This epic Rolls-Royce Phantom II was commissioned by C. Matthew Dick of Washington, D.C., an heir to a major business machine company, as a gift for his future wife. She would be travelling between events in a formal town car. However, any traditional town car would be far too stodgy for this lady, so Brewster was ordered to create a town car unlike any seen before. After a variety of meetings with the coachbuilder and its top designers and artists, the work commenced on this remarkable town car, and their combined vision was eventually achieved when this Brewster-bodied Special Town Car, chassis #218 AMS, was delivered to its new owner in 1934.
This Phantom II Rolls-Royce combines the best styling elements of the era, with its long hood, low razor edge roof design, dramatic V-windshield, sculpted windows, German silver hardware and complementing canework. The same degree of attention was paid to the custom fitted interior with its gold-plated hardware, vanity cases, indirect lighting, and lambs wool carpets. All of these elements were perfectly combined to create an exquisite town car that was tasteful, elegant and sporty.
The original cost for designing and building this Brewster-bodied masterpiece was an astounding $31,000, making it the most expensive car in the world built that year and over 50-percent more than the "Twenty Grand" Duesenberg created that same year.
This Special Town Car has had only four owners from new and is a greatly original car.
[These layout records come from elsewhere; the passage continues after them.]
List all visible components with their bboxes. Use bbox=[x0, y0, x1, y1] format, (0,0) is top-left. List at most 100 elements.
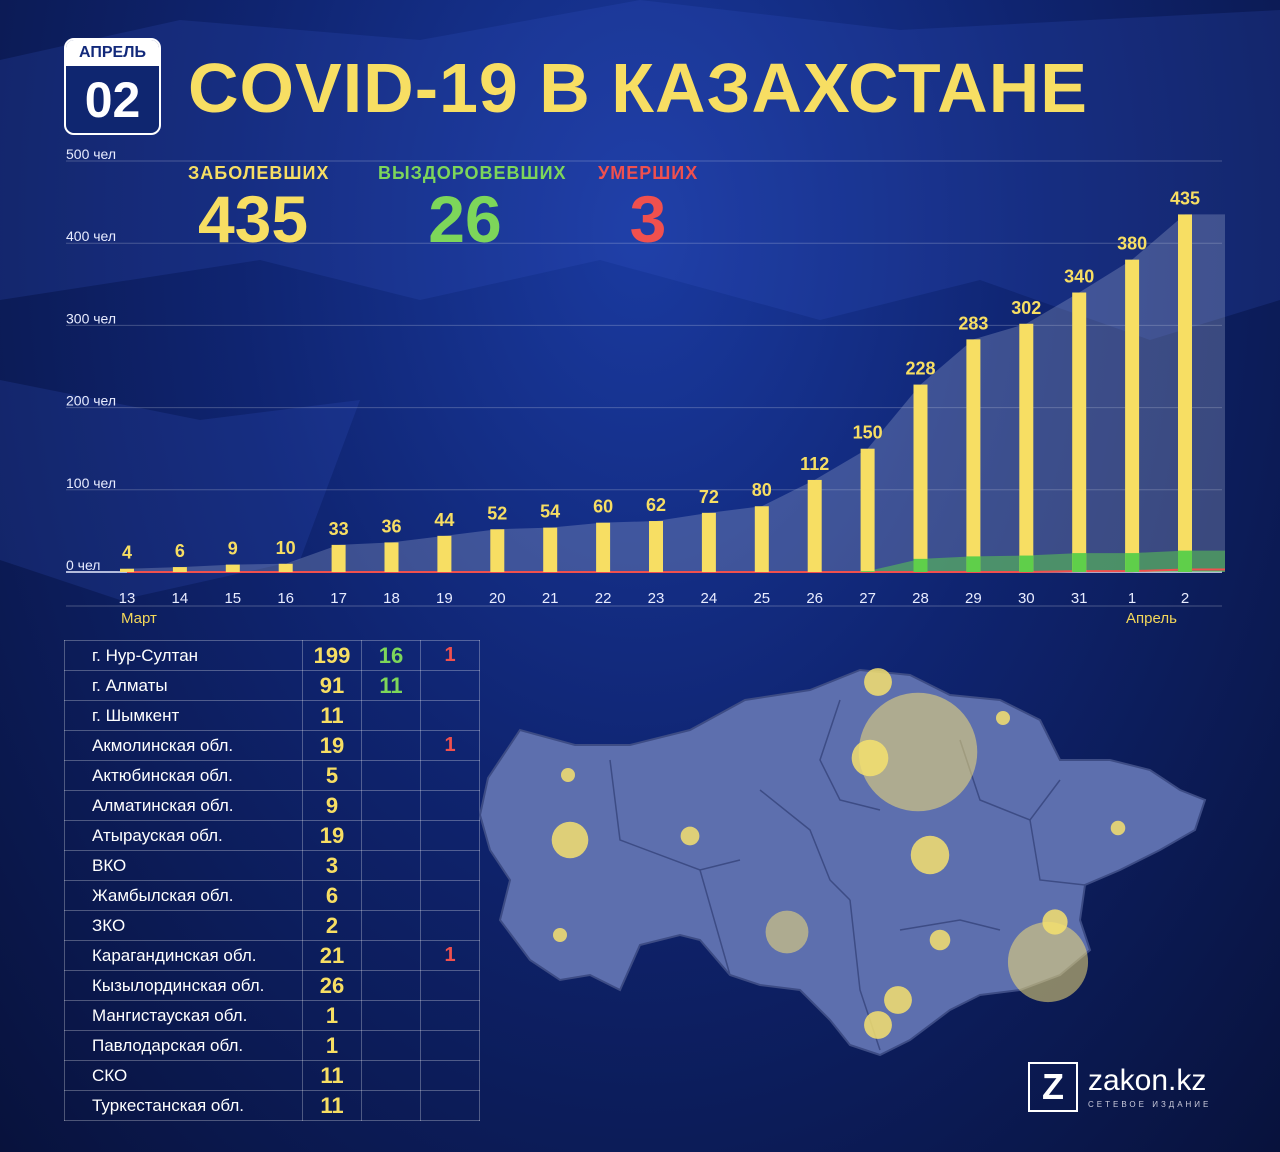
x-tick-label: 13 bbox=[119, 590, 136, 607]
data-label: 112 bbox=[800, 454, 829, 474]
stat-cases-value: 435 bbox=[197, 182, 309, 256]
region-deaths bbox=[420, 700, 480, 731]
y-tick-label: 300 чел bbox=[66, 310, 116, 326]
region-recovered: 11 bbox=[361, 670, 421, 701]
stat-cases: ЗАБОЛЕВШИХ 435 bbox=[188, 163, 328, 256]
bar-recovered bbox=[1125, 553, 1140, 572]
region-recovered bbox=[361, 730, 421, 761]
x-tick-label: 17 bbox=[330, 590, 347, 607]
region-recovered bbox=[361, 1000, 421, 1031]
region-deaths bbox=[420, 850, 480, 881]
x-tick-label: 24 bbox=[701, 590, 718, 607]
stat-deaths-label: УМЕРШИХ bbox=[598, 163, 699, 183]
bar-cases bbox=[490, 529, 505, 572]
data-label: 150 bbox=[853, 423, 883, 443]
cases-area bbox=[117, 214, 1225, 572]
region-deaths: 1 bbox=[420, 730, 480, 761]
region-recovered bbox=[361, 850, 421, 881]
bar-cases bbox=[331, 544, 346, 572]
x-tick-label: 31 bbox=[1071, 590, 1088, 607]
table-row: Жамбылская обл. 6 bbox=[64, 880, 480, 911]
region-cases: 1 bbox=[302, 1000, 362, 1031]
x-tick-label: 20 bbox=[489, 590, 506, 607]
x-tick-label: 22 bbox=[595, 590, 612, 607]
table-row: Акмолинская обл. 19 1 bbox=[64, 730, 480, 761]
region-cases: 26 bbox=[302, 970, 362, 1001]
region-deaths bbox=[420, 1030, 480, 1061]
table-row: Карагандинская обл. 21 1 bbox=[64, 940, 480, 971]
data-label: 60 bbox=[593, 497, 613, 517]
zakon-logo[interactable]: Z zakon.kz СЕТЕВОЕ ИЗДАНИЕ bbox=[1028, 1062, 1211, 1112]
table-row: ЗКО 2 bbox=[64, 910, 480, 941]
data-label: 6 bbox=[175, 541, 185, 561]
data-label: 9 bbox=[228, 539, 238, 559]
region-recovered bbox=[361, 790, 421, 821]
x-tick-label: 14 bbox=[172, 590, 189, 607]
table-row: ВКО 3 bbox=[64, 850, 480, 881]
table-row: Атырауская обл. 19 bbox=[64, 820, 480, 851]
region-cases: 11 bbox=[302, 1090, 362, 1121]
region-cases: 1 bbox=[302, 1030, 362, 1061]
date-day: 02 bbox=[84, 72, 141, 128]
stat-recovered-value: 26 bbox=[428, 182, 502, 256]
region-recovered: 16 bbox=[361, 640, 421, 671]
data-label: 54 bbox=[540, 502, 560, 522]
region-name: Туркестанская обл. bbox=[64, 1090, 303, 1121]
data-label: 72 bbox=[699, 487, 719, 507]
region-deaths: 1 bbox=[420, 940, 480, 971]
y-tick-label: 0 чел bbox=[66, 557, 100, 573]
data-label: 4 bbox=[122, 543, 132, 563]
region-cases: 6 bbox=[302, 880, 362, 911]
bar-cases bbox=[120, 568, 134, 572]
region-deaths bbox=[420, 1000, 480, 1031]
region-recovered bbox=[361, 880, 421, 911]
bar-cases bbox=[1125, 259, 1140, 572]
x-tick-label: 21 bbox=[542, 590, 559, 607]
region-recovered bbox=[361, 910, 421, 941]
region-recovered bbox=[361, 700, 421, 731]
region-name: Акмолинская обл. bbox=[64, 730, 303, 761]
x-tick-label: 28 bbox=[912, 590, 929, 607]
region-deaths: 1 bbox=[420, 640, 480, 671]
table-row: г. Нур-Султан 199 16 1 bbox=[64, 640, 480, 671]
table-row: Алматинская обл. 9 bbox=[64, 790, 480, 821]
region-name: г. Шымкент bbox=[64, 700, 303, 731]
x-tick-label: 30 bbox=[1018, 590, 1035, 607]
x-tick-label: 25 bbox=[753, 590, 770, 607]
bar-recovered bbox=[1178, 550, 1192, 572]
bar-cases bbox=[754, 506, 769, 572]
y-tick-label: 400 чел bbox=[66, 228, 116, 244]
bar-cases bbox=[649, 521, 663, 572]
bar-cases bbox=[701, 512, 716, 572]
bar-cases bbox=[1019, 323, 1034, 572]
date-month: АПРЕЛЬ bbox=[66, 40, 159, 66]
region-cases: 19 bbox=[302, 820, 362, 851]
bar-cases bbox=[1178, 214, 1192, 572]
data-label: 435 bbox=[1170, 188, 1200, 208]
x-tick-label: 16 bbox=[277, 590, 294, 607]
region-name: Жамбылская обл. bbox=[64, 880, 303, 911]
table-row: г. Алматы 91 11 bbox=[64, 670, 480, 701]
data-label: 10 bbox=[276, 538, 296, 558]
data-label: 36 bbox=[381, 516, 401, 536]
region-cases: 199 bbox=[302, 640, 362, 671]
region-recovered bbox=[361, 970, 421, 1001]
x-tick-label: 26 bbox=[806, 590, 823, 607]
region-recovered bbox=[361, 760, 421, 791]
data-label: 380 bbox=[1117, 234, 1147, 254]
bar-cases bbox=[860, 448, 875, 572]
x-tick-label: 2 bbox=[1181, 590, 1189, 607]
x-tick-label: 18 bbox=[383, 590, 400, 607]
region-recovered bbox=[361, 1090, 421, 1121]
table-row: Павлодарская обл. 1 bbox=[64, 1030, 480, 1061]
region-cases: 21 bbox=[302, 940, 362, 971]
x-tick-label: 1 bbox=[1128, 590, 1136, 607]
month-label-march: Март bbox=[121, 610, 157, 627]
region-cases: 11 bbox=[302, 700, 362, 731]
page-title: COVID-19 В КАЗАХСТАНЕ bbox=[188, 49, 1088, 127]
region-cases: 19 bbox=[302, 730, 362, 761]
y-tick-label: 100 чел bbox=[66, 475, 116, 491]
y-tick-label: 500 чел bbox=[66, 146, 116, 162]
region-recovered bbox=[361, 1060, 421, 1091]
data-label: 283 bbox=[958, 313, 988, 333]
Mrs. Dick enjoyed the car for many years and eventually kept it at her estate in Newport, Rhode Island, where America's wealthiest families often maintained grand summer homes. The second owner was Gerald Rolph who maintained and preserved the car for over 40 years, much of this time storing the car on his Isle of Man estate in England.
The subsequent owner, a highly respected Colorado-based owner, purchased the car in the 1990s and enjoyed it as one of the highlights of his personal collection over the course of the next decade. The last owner, another collector with many concours award-winning cars of his own, acquired the car in 2008 and has maintained it in his private collection ever since.
This Special Town Car is considered by most historians to be one of the greatest Rolls-Royces ever built and quite possibly the most significant post-WWI Rolls-Royce in existence. Its one-off design was the direct inspiration for the Special Town Car bodies completed by Brewster for the actress Constance Bennett in 1935 and Dutch Darrin for the Countess de Frasso in 1938. Of the three Special Town Cars completed, 218 AMS was the first example built and the only one to have been finished with its original body on the original chassis. The other two were rebodied cars.